BC: Were the 1960s a failure?

HST: Oh, hell, no. Not by my light. There were a lot of failures, but it was the birthplace of the journalism and the writing and thinking that brought Nixon down and should have continued, but didn’t after 1980. Carter was a good man. Compared to this Bush, Carter was one of the best presidents ever. But since then, they were all Republicans–I don’t have to stress that too much–Reagan and the Bushes. Clinton was all right. Whether he knew or not that all these people were stealing out of the stock market I can’t say for sure. I think everybody knew, except the poor bastards that invested their life savings in retirement plans.

BC: Is democracy in America dead?

HST: Well, I think it’s very ill and this administration wants to get rid of it. And it doesn’t seem to be working when more than half the voters don’t vote. Democracy just can’t function without the participation of the "governed."

BC: Why don’t the people participate?

HST: Fuck, I don’t really know. I don’t think in terms of journalists as smart people. Just the best–and I’m talking about my own tribe here. That quality didn’t disappear. It’s just that the corporations took it over. Shit, Viacom now owns everything that I write for.

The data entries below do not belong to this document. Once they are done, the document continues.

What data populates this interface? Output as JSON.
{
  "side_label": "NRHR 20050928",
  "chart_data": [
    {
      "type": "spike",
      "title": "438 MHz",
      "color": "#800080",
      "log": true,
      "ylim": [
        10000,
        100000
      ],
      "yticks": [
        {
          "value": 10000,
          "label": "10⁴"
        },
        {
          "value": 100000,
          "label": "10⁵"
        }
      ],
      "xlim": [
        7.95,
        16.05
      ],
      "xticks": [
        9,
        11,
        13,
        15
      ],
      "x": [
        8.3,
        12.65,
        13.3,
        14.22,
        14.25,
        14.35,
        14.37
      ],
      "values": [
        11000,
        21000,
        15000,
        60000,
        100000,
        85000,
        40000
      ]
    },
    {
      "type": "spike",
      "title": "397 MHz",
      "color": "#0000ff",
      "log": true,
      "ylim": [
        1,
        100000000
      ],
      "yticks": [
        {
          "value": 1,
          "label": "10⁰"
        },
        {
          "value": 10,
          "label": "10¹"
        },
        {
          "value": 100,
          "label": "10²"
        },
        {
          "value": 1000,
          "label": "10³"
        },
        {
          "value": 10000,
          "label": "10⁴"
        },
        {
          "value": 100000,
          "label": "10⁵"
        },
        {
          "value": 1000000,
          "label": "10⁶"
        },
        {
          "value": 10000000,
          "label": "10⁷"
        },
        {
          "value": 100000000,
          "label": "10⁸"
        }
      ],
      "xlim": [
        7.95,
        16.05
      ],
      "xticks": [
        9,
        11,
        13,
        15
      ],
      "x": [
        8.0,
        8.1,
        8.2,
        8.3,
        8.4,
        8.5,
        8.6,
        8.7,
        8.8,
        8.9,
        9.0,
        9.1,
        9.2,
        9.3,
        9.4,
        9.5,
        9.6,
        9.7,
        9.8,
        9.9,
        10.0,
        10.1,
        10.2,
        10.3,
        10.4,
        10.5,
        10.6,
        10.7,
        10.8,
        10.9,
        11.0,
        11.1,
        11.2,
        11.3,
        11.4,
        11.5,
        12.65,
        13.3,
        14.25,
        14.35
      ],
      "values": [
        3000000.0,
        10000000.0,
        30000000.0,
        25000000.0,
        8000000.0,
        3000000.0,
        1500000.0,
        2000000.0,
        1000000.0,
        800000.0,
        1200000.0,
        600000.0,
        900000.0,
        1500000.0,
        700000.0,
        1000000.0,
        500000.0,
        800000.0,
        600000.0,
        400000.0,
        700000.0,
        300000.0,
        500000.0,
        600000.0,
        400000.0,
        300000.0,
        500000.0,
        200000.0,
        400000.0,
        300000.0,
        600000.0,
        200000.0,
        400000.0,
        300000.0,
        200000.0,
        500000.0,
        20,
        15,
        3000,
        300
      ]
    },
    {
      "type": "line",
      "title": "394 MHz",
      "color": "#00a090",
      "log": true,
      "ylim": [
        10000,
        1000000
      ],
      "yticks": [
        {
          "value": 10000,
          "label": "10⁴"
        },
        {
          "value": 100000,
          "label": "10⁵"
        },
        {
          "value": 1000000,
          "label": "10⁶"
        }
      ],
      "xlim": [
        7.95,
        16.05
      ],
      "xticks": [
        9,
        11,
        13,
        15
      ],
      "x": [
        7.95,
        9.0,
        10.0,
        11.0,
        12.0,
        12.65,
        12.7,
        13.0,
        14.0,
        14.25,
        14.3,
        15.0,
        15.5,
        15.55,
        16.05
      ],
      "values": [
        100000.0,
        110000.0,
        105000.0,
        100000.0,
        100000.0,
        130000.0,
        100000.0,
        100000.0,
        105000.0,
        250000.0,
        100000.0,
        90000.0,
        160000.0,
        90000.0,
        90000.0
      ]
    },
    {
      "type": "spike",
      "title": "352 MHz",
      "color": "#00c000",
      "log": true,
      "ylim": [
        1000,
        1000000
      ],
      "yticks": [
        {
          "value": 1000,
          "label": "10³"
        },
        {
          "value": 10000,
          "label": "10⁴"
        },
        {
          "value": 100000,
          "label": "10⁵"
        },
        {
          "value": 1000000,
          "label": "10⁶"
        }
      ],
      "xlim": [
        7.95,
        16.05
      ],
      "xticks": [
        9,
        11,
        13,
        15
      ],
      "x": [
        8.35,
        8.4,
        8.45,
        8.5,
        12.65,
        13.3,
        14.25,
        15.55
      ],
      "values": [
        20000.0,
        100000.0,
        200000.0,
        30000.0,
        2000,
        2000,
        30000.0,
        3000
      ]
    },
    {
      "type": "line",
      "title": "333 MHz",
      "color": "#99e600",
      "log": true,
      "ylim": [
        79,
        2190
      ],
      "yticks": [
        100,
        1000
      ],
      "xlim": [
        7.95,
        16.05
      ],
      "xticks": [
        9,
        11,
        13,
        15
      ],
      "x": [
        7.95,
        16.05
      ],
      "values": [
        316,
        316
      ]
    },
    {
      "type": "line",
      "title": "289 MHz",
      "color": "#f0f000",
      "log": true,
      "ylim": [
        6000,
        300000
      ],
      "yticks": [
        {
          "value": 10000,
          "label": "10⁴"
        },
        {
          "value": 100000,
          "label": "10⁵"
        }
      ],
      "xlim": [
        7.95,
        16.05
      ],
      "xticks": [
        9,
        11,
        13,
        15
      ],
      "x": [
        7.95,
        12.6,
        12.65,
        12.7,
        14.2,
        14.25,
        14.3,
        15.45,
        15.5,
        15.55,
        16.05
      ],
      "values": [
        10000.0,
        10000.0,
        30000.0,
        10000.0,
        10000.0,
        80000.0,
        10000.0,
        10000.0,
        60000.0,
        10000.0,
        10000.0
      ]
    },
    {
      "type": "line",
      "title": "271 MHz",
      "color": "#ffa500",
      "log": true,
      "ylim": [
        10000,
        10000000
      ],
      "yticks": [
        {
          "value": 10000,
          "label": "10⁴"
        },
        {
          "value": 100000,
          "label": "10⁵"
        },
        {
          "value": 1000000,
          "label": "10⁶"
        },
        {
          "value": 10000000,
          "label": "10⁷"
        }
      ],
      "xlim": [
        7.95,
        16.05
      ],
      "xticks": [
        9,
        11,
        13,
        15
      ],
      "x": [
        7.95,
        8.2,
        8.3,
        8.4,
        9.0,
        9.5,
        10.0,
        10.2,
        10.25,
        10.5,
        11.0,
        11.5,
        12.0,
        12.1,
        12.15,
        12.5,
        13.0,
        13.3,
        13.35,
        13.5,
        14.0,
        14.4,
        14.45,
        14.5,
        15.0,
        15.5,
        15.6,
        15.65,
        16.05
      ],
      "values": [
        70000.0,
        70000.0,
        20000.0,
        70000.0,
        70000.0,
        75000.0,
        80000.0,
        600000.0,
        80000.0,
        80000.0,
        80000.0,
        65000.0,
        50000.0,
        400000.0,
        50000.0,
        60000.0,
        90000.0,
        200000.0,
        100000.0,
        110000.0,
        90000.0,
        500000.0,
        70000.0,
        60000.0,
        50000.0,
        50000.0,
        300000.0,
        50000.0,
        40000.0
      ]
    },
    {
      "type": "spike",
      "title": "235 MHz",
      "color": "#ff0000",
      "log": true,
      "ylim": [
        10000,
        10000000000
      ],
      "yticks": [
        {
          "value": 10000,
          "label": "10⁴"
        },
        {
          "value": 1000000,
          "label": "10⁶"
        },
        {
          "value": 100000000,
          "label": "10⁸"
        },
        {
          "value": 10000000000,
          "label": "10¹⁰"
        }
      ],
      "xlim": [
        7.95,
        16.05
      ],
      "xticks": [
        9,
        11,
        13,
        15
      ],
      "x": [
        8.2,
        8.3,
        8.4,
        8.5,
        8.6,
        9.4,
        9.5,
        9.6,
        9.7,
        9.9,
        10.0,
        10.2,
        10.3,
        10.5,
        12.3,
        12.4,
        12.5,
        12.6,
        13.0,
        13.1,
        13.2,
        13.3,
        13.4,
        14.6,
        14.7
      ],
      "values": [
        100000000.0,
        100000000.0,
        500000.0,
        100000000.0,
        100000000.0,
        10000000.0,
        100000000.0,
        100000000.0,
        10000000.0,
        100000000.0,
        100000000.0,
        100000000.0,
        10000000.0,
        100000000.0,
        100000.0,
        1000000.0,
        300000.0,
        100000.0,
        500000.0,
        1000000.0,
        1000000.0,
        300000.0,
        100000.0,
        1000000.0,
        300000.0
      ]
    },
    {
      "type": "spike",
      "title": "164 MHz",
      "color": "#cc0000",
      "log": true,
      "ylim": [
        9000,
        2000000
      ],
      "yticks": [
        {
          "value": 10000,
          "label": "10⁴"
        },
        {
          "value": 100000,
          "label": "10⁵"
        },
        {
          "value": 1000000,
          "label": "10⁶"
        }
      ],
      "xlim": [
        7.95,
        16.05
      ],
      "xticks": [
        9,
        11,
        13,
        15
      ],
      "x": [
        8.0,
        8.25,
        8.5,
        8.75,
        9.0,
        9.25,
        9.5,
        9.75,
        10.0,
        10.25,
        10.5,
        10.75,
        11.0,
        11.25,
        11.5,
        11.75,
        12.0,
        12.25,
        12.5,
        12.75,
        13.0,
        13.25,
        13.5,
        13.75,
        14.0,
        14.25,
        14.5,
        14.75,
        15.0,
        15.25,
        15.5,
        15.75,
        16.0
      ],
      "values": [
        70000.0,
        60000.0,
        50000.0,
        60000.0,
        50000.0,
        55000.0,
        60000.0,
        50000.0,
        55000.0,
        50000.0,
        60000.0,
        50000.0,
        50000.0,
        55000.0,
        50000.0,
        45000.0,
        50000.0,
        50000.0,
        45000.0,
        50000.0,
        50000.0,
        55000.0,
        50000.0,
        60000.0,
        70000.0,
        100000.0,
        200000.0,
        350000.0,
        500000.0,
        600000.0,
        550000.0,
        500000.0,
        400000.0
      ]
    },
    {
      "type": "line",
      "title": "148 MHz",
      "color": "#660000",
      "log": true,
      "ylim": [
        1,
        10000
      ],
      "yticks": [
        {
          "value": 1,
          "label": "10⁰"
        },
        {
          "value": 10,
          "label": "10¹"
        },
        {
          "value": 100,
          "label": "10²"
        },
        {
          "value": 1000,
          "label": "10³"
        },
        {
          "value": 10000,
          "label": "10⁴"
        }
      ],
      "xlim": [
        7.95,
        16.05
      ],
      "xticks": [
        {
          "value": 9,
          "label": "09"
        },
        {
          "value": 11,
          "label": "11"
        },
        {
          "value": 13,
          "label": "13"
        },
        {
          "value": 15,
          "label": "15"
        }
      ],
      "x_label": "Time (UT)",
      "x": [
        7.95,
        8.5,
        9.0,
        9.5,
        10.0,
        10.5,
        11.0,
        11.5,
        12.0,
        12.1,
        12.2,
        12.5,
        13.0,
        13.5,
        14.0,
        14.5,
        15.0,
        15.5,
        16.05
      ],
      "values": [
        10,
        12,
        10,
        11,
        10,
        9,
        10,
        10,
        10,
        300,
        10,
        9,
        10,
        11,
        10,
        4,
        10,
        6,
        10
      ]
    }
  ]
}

Except Vanity Fair.

BC: Any predictions for the 2004 presidential election?

HST: Well, I don’t see any other way possible to stop this frenzied Jesus freak, this Kingdom of Fear, except by beating Bush in 2004. The last election was stolen. Imagine how they’ll have to scramble to make sure they win this election. We’re the enemy now, and we’re going to have to pay attention in ’04. That’s one way of possibly stopping this runaway train and the fall of the empire. It’s crumbling.

BC: So you think America will be finished soon?

HST: Yeah. Or at least what they’re still trying to claim it represents. What? Freedom? Democracy? Excellence? I don’t think we’re making much progress in those areas. This is not a free country.

BC: You write a lot about civil liberties and our continual loss of them.

HST: "Giving them up" is what it is, goddammit! This "loss"… I’m tired of people… Never mind. I’m getting kinda wild.

BC: Go ahead.

HST: Ahhhhhhhh Gooood!!!!

BC: So what’s at stake?

HST: What’s at stake? The difference between journalists covering the Vietnam War and covering this war. The weird thing is that this [New York Times] story says–and it is true–that the journalists like it. "Reporters Respond Eagerly to Pentagon Welcome Mat." Now if that’s not Hitler, if that’s not the Third Reich… Well, this is the Fourth Riech, I’ll just come out and say it. It’s getting wild up here. I was talking to Charlie Rose on the air last week or the week before, and when I compared Hitler to George Bush, goddamn, they cut it. That was impossible for even me to say in New York. That was over the line. So I’m just telling you in case you want to read The Rise and Fall of the Third Reich again. Hitler is an apt and very good comparison to this regime, this fucking crusade. It’s all the same. Same plan. Same old format.

Goddamn, I’ve really wandered far afield. I was concentrating on sports when you called. We really covered the, uh–heh, heh–territory there.